Denizli’ye gidiyorum diye bas bas bağırdım bu sayfalardan. 8 Aralık Perşembe başlayan gezim 12 Aralık Pazartesi Aydın topraklarına ayak basmamla sona erdi :) Diğer Denizli ziyaretlerime nazaran bu defa daha fazla eğlendim, insan gördüm ve zevk aldım. İşte Denizli’den kısa kısa notlar:
Ramazan, Suzi, Zeynep, Harun, Yahya, Halamlar, İbrahim ve Mustafa abim vs vs vs… Herkesi gördüm, herkesle bir kaç kelam ettim. Amma en çok dedikoduyu Suzi’yle yaptım :)
Yukarıdaki fotoğrafta da görebildiğiniz üzere Suzi (sağdaki) benim Hülya AVŞARIM’dır. Biri ayaküstü, ikisi oturarak olmak üzere 3 defa görüştük. Canım arkadaşım Zeynep’le de görüşmek kısmet oldu. Eskilerden bir muhabbet bir muhabbet. Laf lafı açtı, adı anılmamış kişi, yad edilmemiş hatıra bırakmadık. Ayrılık zor oldu Suzi ve Zeynep’ten. Eski sınıfımdan Denizli’ye geldiğimde görüşebildiğim tek onlar kalmıştı.
Ramazan her zamanki gibi benim moral sponsorumdu. Yalnız bu defa özel sebeplerden dolayı canı epeyce sıkkındı. Neyse ki bir kaç gün de olsun moralini sağlam tutabildik (gibime geldi). Evini baştan sona temizleyip, dekorasyonunu değiştirme planlarımız her seferinde başarısızlıkla sonuçlandı ama bizi güzel sürprizler bu hale getirdi. Tek bir sorun vardı: Ramazan’dan o çok güzel cüzdanını alamadım bir türlü. Nasıl gerildim, nasıl üzüldüm anlatamam :)
Yahya (fotoğraftaki) ve Mustafa abiyle de görüşmek büyük keyifti. Gönülden sevdiğim ama çok sık görüşemediğim biri abim diğeri kardeşim olan iki değerli insanla buluşmak gerçekten çok güzeldi. Gerçi Mustafa abimle biraz ayaküstü oldu ama bunu telafi etmesini de bilirim ben :)
Halamlarda akşam yemeği, İbrahim abimde akşam yemeği, gece yatısı, sabaha kadar sohbet, gırgır şamata… Hüseyin’le oyunlar vs vs. Amcaoğlumu, Düriye ablamı, bizim Hüseyin’i, Fatma Yengemi nasıl da özlemişim. Geceler az geldi, yetmedi bize. Her zamanki gibi İbrahim abimle çay üstüne çay içtik.
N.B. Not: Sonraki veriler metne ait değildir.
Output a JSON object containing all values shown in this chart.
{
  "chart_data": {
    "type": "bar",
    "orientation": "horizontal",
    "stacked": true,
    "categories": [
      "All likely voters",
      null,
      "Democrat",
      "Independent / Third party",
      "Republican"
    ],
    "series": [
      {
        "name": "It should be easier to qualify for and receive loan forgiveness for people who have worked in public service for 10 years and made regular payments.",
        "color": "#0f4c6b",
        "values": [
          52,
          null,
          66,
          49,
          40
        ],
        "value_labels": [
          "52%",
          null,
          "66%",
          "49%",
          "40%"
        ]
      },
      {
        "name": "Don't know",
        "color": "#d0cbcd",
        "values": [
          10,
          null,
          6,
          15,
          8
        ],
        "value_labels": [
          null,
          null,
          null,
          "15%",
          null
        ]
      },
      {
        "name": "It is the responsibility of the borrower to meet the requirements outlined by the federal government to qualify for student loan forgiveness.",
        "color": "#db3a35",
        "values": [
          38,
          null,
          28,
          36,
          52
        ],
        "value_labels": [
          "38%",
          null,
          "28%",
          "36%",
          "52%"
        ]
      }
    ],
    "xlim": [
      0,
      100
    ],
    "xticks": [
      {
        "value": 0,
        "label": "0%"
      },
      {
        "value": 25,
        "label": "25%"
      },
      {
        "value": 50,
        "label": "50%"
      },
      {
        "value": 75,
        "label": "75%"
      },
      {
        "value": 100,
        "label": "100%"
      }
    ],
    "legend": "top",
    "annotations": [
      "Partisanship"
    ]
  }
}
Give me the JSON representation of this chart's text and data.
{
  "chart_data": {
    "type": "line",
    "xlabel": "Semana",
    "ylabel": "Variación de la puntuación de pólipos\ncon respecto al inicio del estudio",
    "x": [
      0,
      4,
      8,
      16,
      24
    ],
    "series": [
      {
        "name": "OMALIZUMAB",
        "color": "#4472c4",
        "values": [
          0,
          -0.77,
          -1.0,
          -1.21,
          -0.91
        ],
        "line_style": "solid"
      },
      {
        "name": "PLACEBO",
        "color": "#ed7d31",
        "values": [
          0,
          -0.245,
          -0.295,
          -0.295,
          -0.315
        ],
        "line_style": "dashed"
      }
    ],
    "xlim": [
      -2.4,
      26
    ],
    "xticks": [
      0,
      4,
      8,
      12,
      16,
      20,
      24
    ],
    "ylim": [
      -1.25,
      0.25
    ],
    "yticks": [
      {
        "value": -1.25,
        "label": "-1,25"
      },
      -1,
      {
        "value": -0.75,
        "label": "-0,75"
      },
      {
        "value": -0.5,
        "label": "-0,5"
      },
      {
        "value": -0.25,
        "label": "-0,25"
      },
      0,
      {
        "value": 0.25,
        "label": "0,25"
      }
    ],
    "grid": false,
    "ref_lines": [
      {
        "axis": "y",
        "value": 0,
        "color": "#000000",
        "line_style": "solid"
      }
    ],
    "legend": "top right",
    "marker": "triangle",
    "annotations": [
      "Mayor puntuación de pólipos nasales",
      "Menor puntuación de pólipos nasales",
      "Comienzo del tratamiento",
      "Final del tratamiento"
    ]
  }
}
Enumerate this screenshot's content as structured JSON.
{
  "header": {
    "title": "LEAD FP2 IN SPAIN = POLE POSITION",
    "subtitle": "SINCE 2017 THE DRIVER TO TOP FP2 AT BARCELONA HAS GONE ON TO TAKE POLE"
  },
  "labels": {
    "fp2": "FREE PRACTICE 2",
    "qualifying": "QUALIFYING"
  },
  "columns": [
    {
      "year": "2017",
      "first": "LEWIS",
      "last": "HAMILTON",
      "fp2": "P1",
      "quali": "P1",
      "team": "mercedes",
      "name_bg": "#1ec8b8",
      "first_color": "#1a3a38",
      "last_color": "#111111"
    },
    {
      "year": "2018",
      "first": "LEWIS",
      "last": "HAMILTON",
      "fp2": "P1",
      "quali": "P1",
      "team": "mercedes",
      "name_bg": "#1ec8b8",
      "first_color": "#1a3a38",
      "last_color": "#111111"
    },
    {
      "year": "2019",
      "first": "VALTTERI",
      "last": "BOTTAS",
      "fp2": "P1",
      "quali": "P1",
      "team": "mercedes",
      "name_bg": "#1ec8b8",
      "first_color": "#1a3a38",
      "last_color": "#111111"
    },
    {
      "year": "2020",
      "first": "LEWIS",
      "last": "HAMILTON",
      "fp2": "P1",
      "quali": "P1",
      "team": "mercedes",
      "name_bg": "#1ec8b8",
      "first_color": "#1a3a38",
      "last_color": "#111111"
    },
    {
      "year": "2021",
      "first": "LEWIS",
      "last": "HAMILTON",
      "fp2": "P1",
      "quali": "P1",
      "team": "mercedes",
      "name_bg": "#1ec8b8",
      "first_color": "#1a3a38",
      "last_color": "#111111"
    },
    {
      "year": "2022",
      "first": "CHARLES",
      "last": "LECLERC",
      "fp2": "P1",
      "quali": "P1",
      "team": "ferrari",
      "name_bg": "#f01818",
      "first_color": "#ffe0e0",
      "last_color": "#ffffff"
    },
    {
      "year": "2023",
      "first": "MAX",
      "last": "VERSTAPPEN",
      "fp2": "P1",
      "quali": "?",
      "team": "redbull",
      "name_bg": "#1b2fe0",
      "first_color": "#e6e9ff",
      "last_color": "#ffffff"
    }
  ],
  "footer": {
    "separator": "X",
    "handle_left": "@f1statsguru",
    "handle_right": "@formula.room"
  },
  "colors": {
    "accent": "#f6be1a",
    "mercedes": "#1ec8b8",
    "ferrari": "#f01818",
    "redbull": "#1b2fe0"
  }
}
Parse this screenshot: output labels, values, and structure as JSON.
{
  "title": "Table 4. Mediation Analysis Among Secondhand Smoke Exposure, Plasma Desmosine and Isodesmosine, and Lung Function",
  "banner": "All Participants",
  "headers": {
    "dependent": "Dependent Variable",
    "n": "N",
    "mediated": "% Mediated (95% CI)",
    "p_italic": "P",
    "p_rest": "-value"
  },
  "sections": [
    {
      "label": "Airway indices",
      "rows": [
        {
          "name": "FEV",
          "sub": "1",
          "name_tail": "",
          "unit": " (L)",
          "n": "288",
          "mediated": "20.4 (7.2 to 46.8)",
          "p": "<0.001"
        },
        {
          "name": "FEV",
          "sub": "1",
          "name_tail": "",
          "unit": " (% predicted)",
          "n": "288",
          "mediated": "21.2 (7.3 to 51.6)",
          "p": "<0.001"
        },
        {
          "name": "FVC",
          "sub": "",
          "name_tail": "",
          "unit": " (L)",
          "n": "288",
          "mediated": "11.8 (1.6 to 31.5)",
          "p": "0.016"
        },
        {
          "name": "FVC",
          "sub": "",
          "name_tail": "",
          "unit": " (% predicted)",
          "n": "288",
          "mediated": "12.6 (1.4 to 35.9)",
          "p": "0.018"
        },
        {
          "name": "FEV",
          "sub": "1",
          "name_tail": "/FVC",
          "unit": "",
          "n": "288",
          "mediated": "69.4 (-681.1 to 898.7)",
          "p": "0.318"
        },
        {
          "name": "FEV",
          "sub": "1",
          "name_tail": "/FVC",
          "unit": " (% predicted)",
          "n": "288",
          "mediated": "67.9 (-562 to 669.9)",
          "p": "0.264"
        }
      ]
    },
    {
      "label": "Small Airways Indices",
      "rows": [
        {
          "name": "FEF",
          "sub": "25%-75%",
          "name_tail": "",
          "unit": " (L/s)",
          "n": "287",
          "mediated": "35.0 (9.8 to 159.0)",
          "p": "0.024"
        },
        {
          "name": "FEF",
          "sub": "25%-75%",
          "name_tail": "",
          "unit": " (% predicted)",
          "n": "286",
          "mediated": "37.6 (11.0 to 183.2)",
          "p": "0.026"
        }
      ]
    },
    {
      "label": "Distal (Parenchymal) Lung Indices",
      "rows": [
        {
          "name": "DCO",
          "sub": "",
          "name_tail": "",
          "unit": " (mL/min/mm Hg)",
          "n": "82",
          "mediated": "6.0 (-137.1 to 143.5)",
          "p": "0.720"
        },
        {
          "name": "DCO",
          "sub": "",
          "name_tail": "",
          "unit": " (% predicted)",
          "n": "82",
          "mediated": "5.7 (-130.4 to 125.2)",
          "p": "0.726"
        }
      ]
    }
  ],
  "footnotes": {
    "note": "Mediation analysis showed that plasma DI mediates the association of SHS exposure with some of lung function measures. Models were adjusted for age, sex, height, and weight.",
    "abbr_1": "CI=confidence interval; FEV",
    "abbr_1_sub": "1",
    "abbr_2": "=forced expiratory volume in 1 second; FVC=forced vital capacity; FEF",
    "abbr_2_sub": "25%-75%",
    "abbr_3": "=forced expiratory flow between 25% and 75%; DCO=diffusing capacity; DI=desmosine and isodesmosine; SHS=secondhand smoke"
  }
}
Güldük, eğlendik, zaman zaman Türkçe üzerine derin sohbetler yaptık..
Cuma sabahı başlayan Turgut Hocamla görüşmem fakülte kampüsünden Denizli’nin çeşitli mekanlarına taşındı. Sordum cevapladı, sordu cevapladım. Bir kere daha Turgut Hocanın dünyasında kaybolup gittim. Kariyer planlarım gözden geçirildi ve yeni bir yol haritası çizildi. Üzerine de kabak tatlısı yenildi. Turgut Hocamdan bir çanta dolusu hoş anıyla ayrıldım yine. Bir de yüreğimde kocaman heyecanlarla…
Ve Paşa, Harun’un evinde… Yağsın dedi de yağmur, dinmesin dedi sonra. Görüşemediğimiz günlerin acısını çıkardık. En çok yapmayı istediğim şeyi yaptım: Harun’la sabaha kadar çay içip sohbet ettik. Gezdik dolaştık. Yedik içtik. Babam ve Oğlum filmine gittik. Ağladım, yürüdük, ağladım, oturduk, ağladım, konuştum, dinledi… Harun, benim dünyama girdiğinden beri Evren’in yeni gizlerini keşfetmeye devam etti. Yine en güzel şekilde ağırladı beni evinde, bu kentte, yüreğinde…
—
Bu yazı, ilk blogcu.com’da yayımlandıktan sonra buraya taşındı.